Whatever the answer, Garrett predicted it would take a long time to crack the code.

Like many others, Melissa Berman, who runs Rockefeller Philanthropy Advisers, a New York-based advisory service for donors, suggested that it was probably a female.

"I think the most obviously clue is that these are all institutions run by women," Berman said. "Most of them of are public institutions and that much of the money is designated for scholarships for low-income or disadvantaged students. So that tells me that this would be an individual who is or was very concerned about issues of access to opportunity."

That doesn't necessarily mean they are a self-made millionaire or somebody who comes from a poor background.

"It's also possible that it was somebody who had means but recognized how fortunate she was and how life-altering higher education is," Berman said.

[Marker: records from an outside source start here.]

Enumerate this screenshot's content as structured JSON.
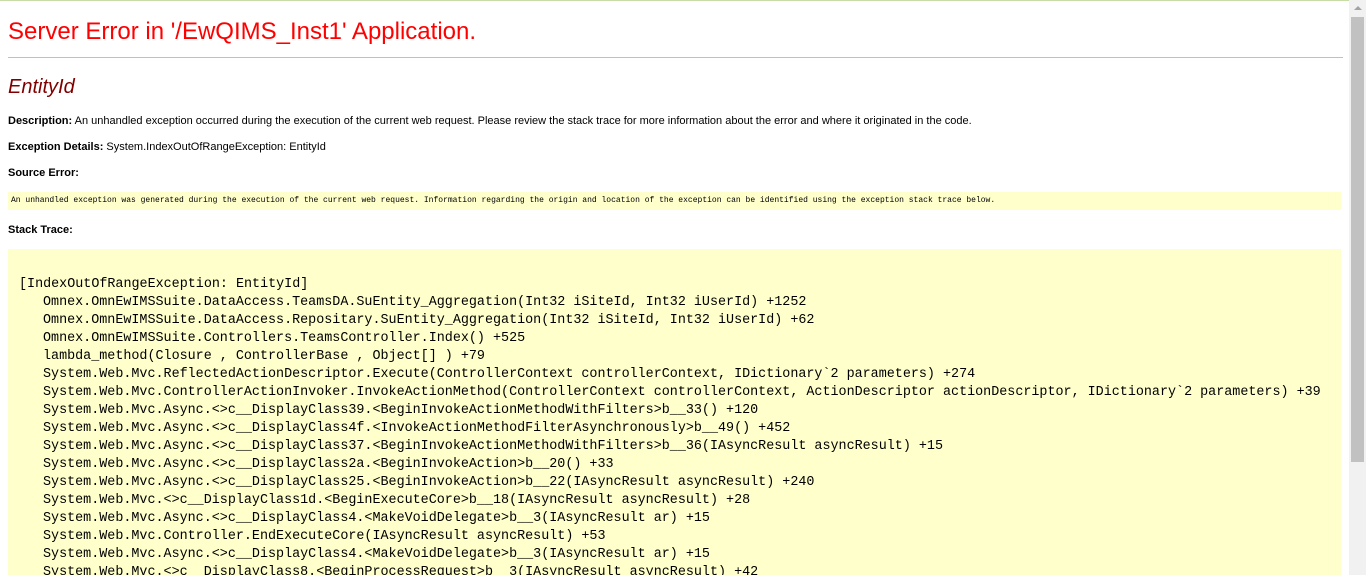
{
  "page": {
    "title": "Server Error in '/EwQIMS_Inst1' Application.",
    "subtitle": "EntityId",
    "description_label": "Description:",
    "description_text": "An unhandled exception occurred during the execution of the current web request. Please review the stack trace for more information about the error and where it originated in the code.",
    "exception_label": "Exception Details:",
    "exception_text": "System.IndexOutOfRangeException: EntityId",
    "source_label": "Source Error:",
    "source_text": "An unhandled exception was generated during the execution of the current web request. Information regarding the origin and location of the exception can be identified using the exception stack trace below.",
    "stack_label": "Stack Trace:",
    "stack_header": "[IndexOutOfRangeException: EntityId]",
    "stack_frames": [
      "Omnex.OmnEwIMSSuite.DataAccess.TeamsDA.SuEntity_Aggregation(Int32 iSiteId, Int32 iUserId) +1252",
      "Omnex.OmnEwIMSSuite.DataAccess.Repositary.SuEntity_Aggregation(Int32 iSiteId, Int32 iUserId) +62",
      "Omnex.OmnEwIMSSuite.Controllers.TeamsController.Index() +525",
      "lambda_method(Closure , ControllerBase , Object[] ) +79",
      "System.Web.Mvc.ReflectedActionDescriptor.Execute(ControllerContext controllerContext, IDictionary`2 parameters) +274",
      "System.Web.Mvc.ControllerActionInvoker.InvokeActionMethod(ControllerContext controllerContext, ActionDescriptor actionDescriptor, IDictionary`2 parameters) +39",
      "System.Web.Mvc.Async.<>c__DisplayClass39.<BeginInvokeActionMethodWithFilters>b__33() +120",
      "System.Web.Mvc.Async.<>c__DisplayClass4f.<InvokeActionMethodFilterAsynchronously>b__49() +452",
      "System.Web.Mvc.Async.<>c__DisplayClass37.<BeginInvokeActionMethodWithFilters>b__36(IAsyncResult asyncResult) +15",
      "System.Web.Mvc.Async.<>c__DisplayClass2a.<BeginInvokeAction>b__20() +33",
      "System.Web.Mvc.Async.<>c__DisplayClass25.<BeginInvokeAction>b__22(IAsyncResult asyncResult) +240",
      "System.Web.Mvc.<>c__DisplayClass1d.<BeginExecuteCore>b__18(IAsyncResult asyncResult) +28",
      "System.Web.Mvc.Async.<>c__DisplayClass4.<MakeVoidDelegate>b__3(IAsyncResult ar) +15",
      "System.Web.Mvc.Controller.EndExecuteCore(IAsyncResult asyncResult) +53",
      "System.Web.Mvc.Async.<>c__DisplayClass4.<MakeVoidDelegate>b__3(IAsyncResult ar) +15",
      "System.Web.Mvc.<>c__DisplayClass8.<BeginProcessRequest>b__3(IAsyncResult asyncResult) +42"
    ]
  },
  "colors": {
    "title": "#ff0000",
    "subtitle": "#800000",
    "code_background": "#ffffcc"
  }
}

Reading further into it, Berman suggested that the donor is an older woman who is not used to being in the public eye.

Secret Gifts

"It's the anonymity that's really so interesting and such an unusual feature," Berman said. "Most people wouldn't think that there's any problem with being identified as being a multi-million donor to a public institution for scholarship funds, especially people who are self-made and who are younger or middle-aged, including the baby-boomer generation."

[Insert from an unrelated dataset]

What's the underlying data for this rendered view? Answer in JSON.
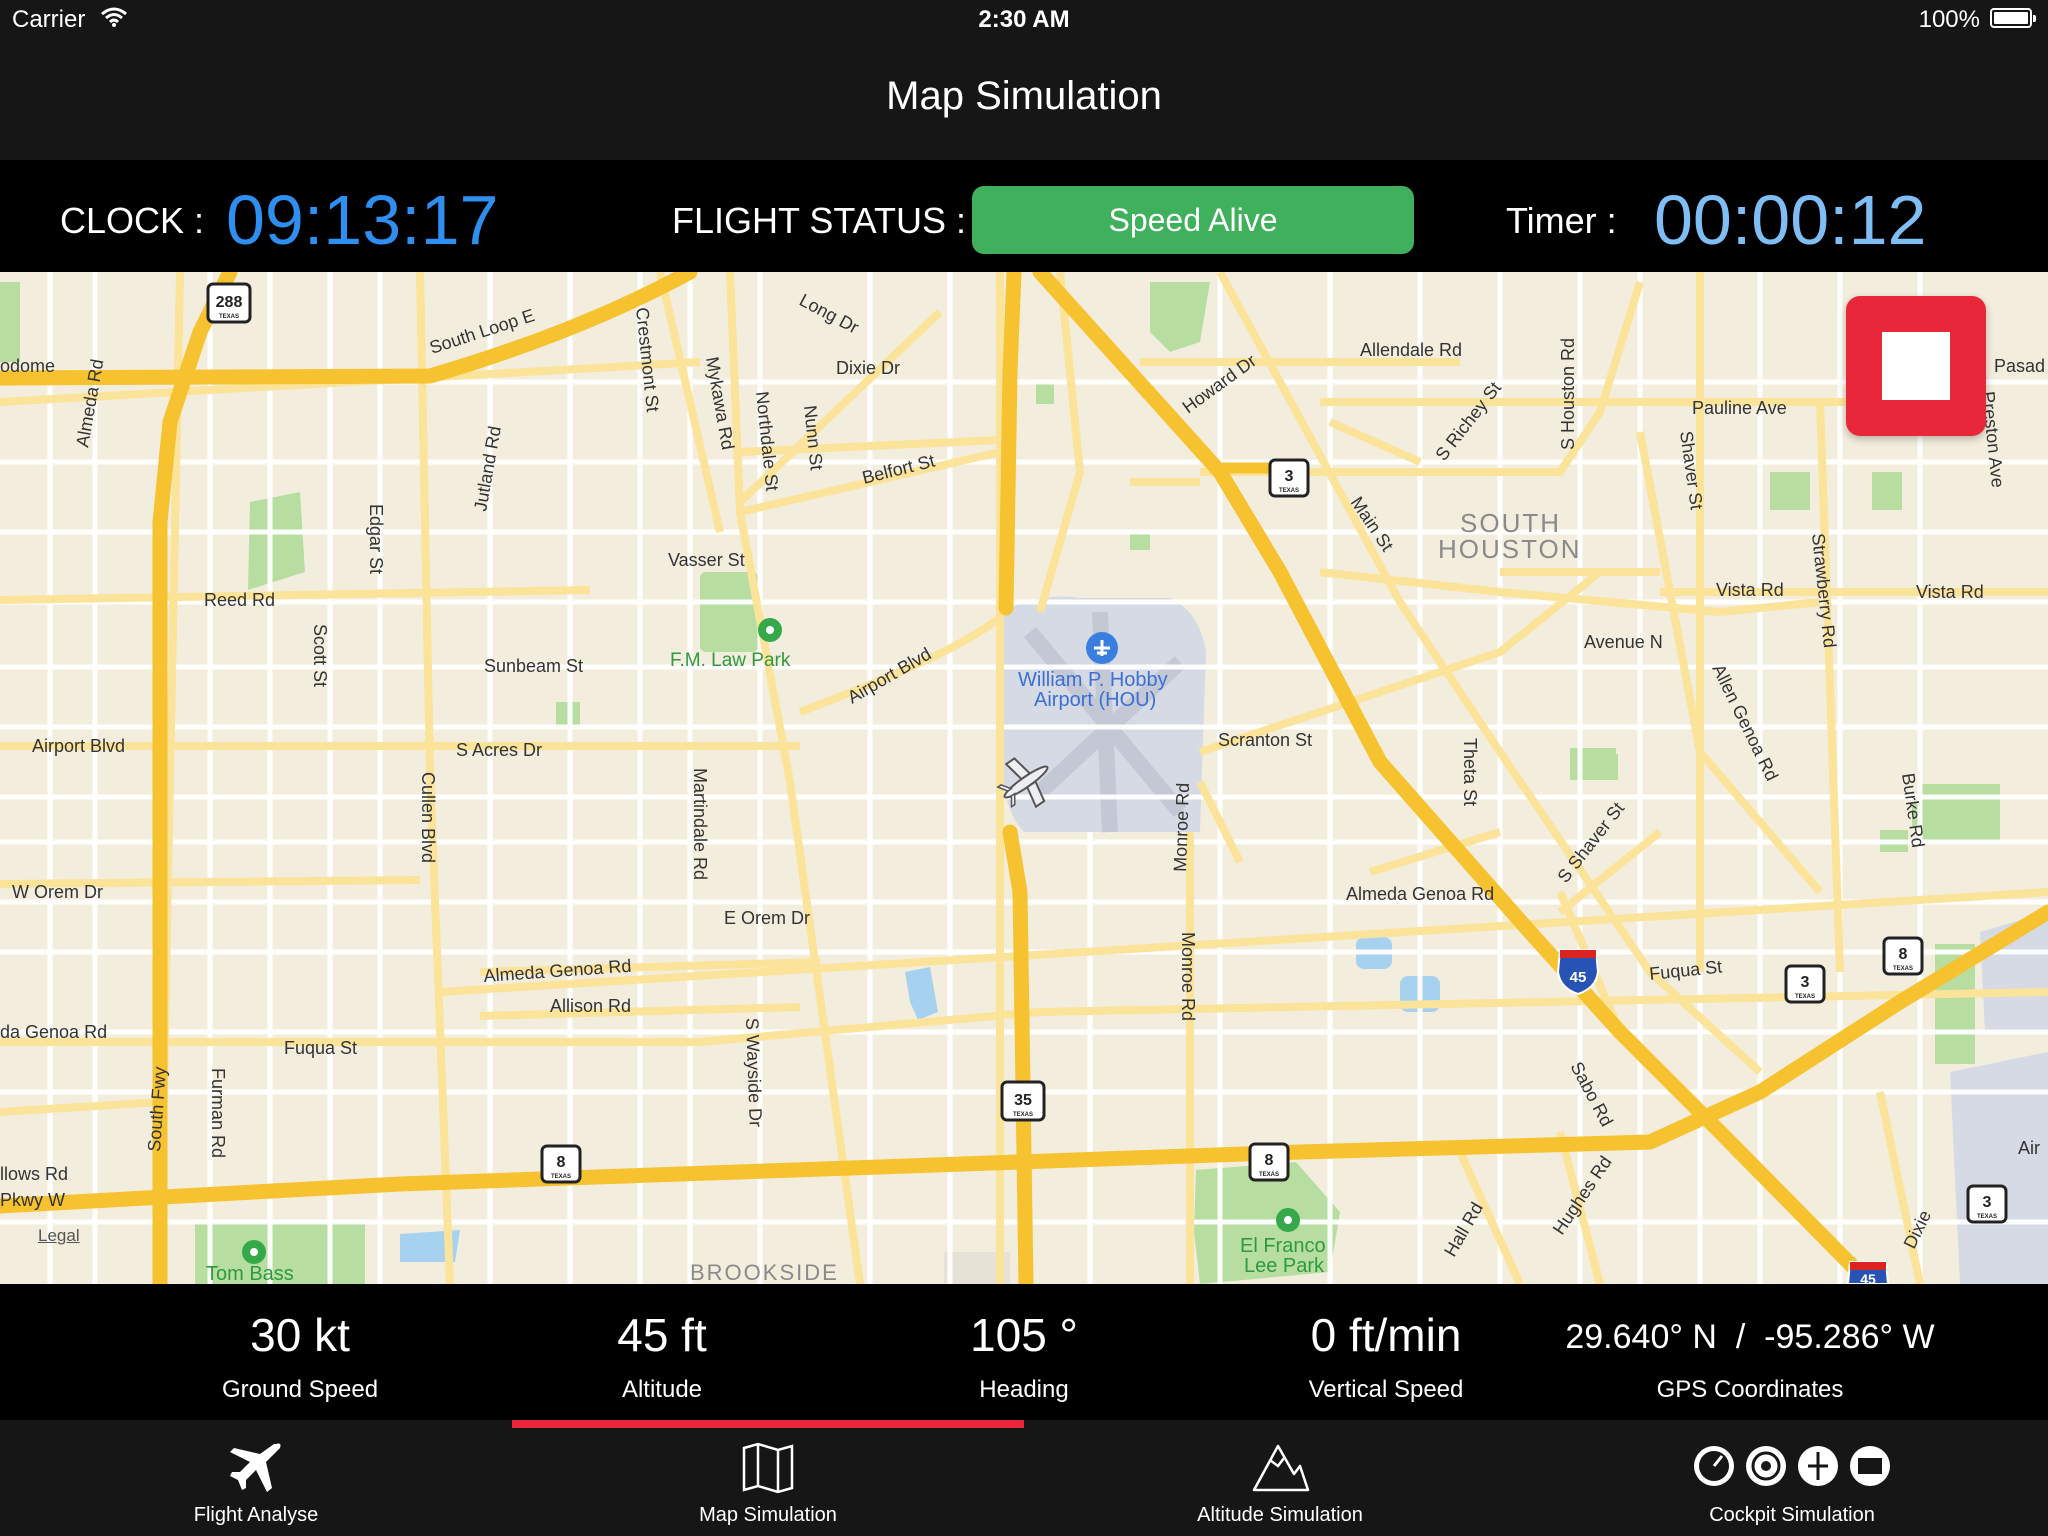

It's the World War II generation, she said, who tends to shy away from publicity.

"An elderly women who inherited money either from a family or a spouse might not be as comfortable being in the spotlight if she wasn't in the spotlight a lot during her life," Berman said. "I think people who are self-made and successful are comfortable with attention."

So why all this secrecy?

"This person doesn't want to be turned into another Bill Gates and hear from everybody under the sun," the University of Pennsylvania's Gelles said. "The economy has really wreaked havoc with donations. If you're still in a position to make a donation, you're not exactly going to want to advertise it because hungry institutions having a difficult time meeting their budgets, who do worthy things, are going to descend on you if they think you have the capacity and might be even modestly related to their mission."

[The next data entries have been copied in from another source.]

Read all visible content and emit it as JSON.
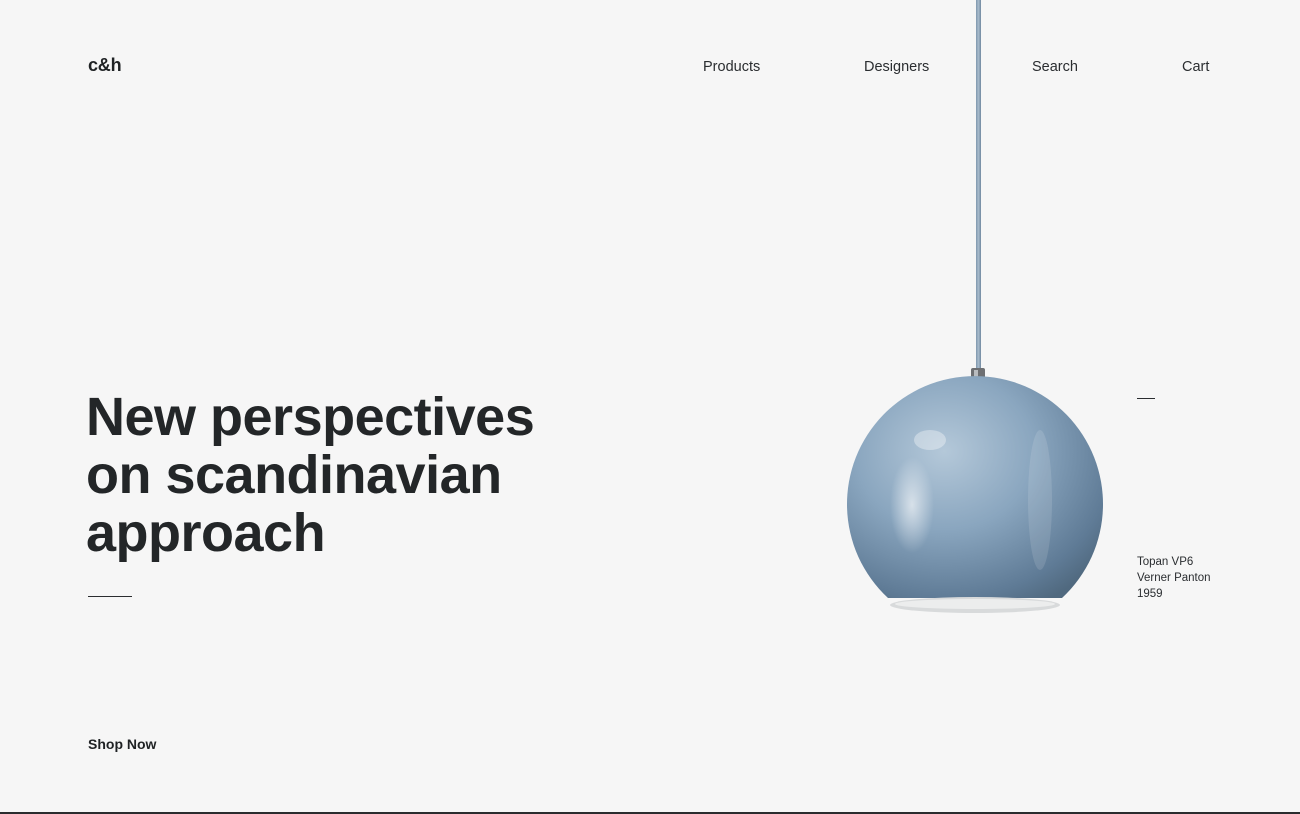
{
  "brand": {
    "logo": "c&h"
  },
  "nav": {
    "products": "Products",
    "designers": "Designers",
    "search": "Search",
    "cart": "Cart"
  },
  "hero": {
    "title_lines": [
      "New perspectives",
      "on scandinavian",
      "approach"
    ],
    "cta": "Shop Now"
  },
  "product": {
    "name": "Topan VP6",
    "designer": "Verner Panton",
    "year": "1959",
    "color": "#7f9cb6"
  },
  "colors": {
    "background": "#f6f6f6",
    "text": "#232628"
  }
}
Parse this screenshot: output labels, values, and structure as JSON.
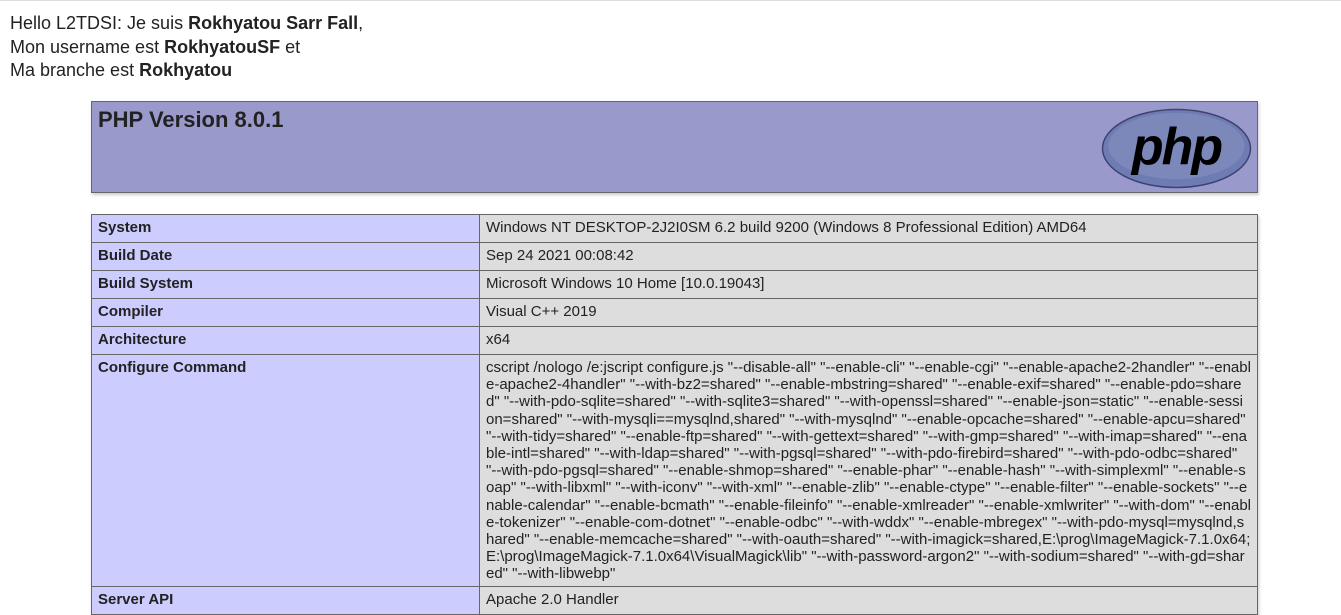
{
  "intro": {
    "line1_prefix": "Hello L2TDSI: Je suis ",
    "name": "Rokhyatou Sarr Fall",
    "line1_suffix": ",",
    "line2_prefix": "Mon username est ",
    "username": "RokhyatouSF",
    "line2_suffix": " et",
    "line3_prefix": "Ma branche est ",
    "branch": "Rokhyatou"
  },
  "header": {
    "title": "PHP Version 8.0.1",
    "logo_text": "php"
  },
  "colors": {
    "header_bg": "#9999cc",
    "label_bg": "#ccccff",
    "value_bg": "#dddddd"
  },
  "rows": [
    {
      "label": "System",
      "value": "Windows NT DESKTOP-2J2I0SM 6.2 build 9200 (Windows 8 Professional Edition) AMD64"
    },
    {
      "label": "Build Date",
      "value": "Sep 24 2021 00:08:42"
    },
    {
      "label": "Build System",
      "value": "Microsoft Windows 10 Home [10.0.19043]"
    },
    {
      "label": "Compiler",
      "value": "Visual C++ 2019"
    },
    {
      "label": "Architecture",
      "value": "x64"
    },
    {
      "label": "Configure Command",
      "value": "cscript /nologo /e:jscript configure.js \"--disable-all\" \"--enable-cli\" \"--enable-cgi\" \"--enable-apache2-2handler\" \"--enable-apache2-4handler\" \"--with-bz2=shared\" \"--enable-mbstring=shared\" \"--enable-exif=shared\" \"--enable-pdo=shared\" \"--with-pdo-sqlite=shared\" \"--with-sqlite3=shared\" \"--with-openssl=shared\" \"--enable-json=static\" \"--enable-session=shared\" \"--with-mysqli==mysqlnd,shared\" \"--with-mysqlnd\" \"--enable-opcache=shared\" \"--enable-apcu=shared\" \"--with-tidy=shared\" \"--enable-ftp=shared\" \"--with-gettext=shared\" \"--with-gmp=shared\" \"--with-imap=shared\" \"--enable-intl=shared\" \"--with-ldap=shared\" \"--with-pgsql=shared\" \"--with-pdo-firebird=shared\" \"--with-pdo-odbc=shared\" \"--with-pdo-pgsql=shared\" \"--enable-shmop=shared\" \"--enable-phar\" \"--enable-hash\" \"--with-simplexml\" \"--enable-soap\" \"--with-libxml\" \"--with-iconv\" \"--with-xml\" \"--enable-zlib\" \"--enable-ctype\" \"--enable-filter\" \"--enable-sockets\" \"--enable-calendar\" \"--enable-bcmath\" \"--enable-fileinfo\" \"--enable-xmlreader\" \"--enable-xmlwriter\" \"--with-dom\" \"--enable-tokenizer\" \"--enable-com-dotnet\" \"--enable-odbc\" \"--with-wddx\" \"--enable-mbregex\" \"--with-pdo-mysql=mysqlnd,shared\" \"--enable-memcache=shared\" \"--with-oauth=shared\" \"--with-imagick=shared,E:\\prog\\ImageMagick-7.1.0x64;E:\\prog\\ImageMagick-7.1.0x64\\VisualMagick\\lib\" \"--with-password-argon2\" \"--with-sodium=shared\" \"--with-gd=shared\" \"--with-libwebp\""
    },
    {
      "label": "Server API",
      "value": "Apache 2.0 Handler"
    }
  ]
}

Anonymous donations are up in this down economy, according to the Chronicle of Philanthropy.

From June 2008 to April 2009, there were 80 anonymous gifts tracked by the publication of $1 million or more. That's nearly 19 percent of the 422 total during that period. In the past decade, the proportion of large gifts that were made anonymously has ranged from 3 to 5 percent.

"This is clearly somebody who wants to move a needle and is at a stage in life where it is important to do," Gelles said. "I'm thinking they are not young because young people generally don't know who they are yet and want more publicity."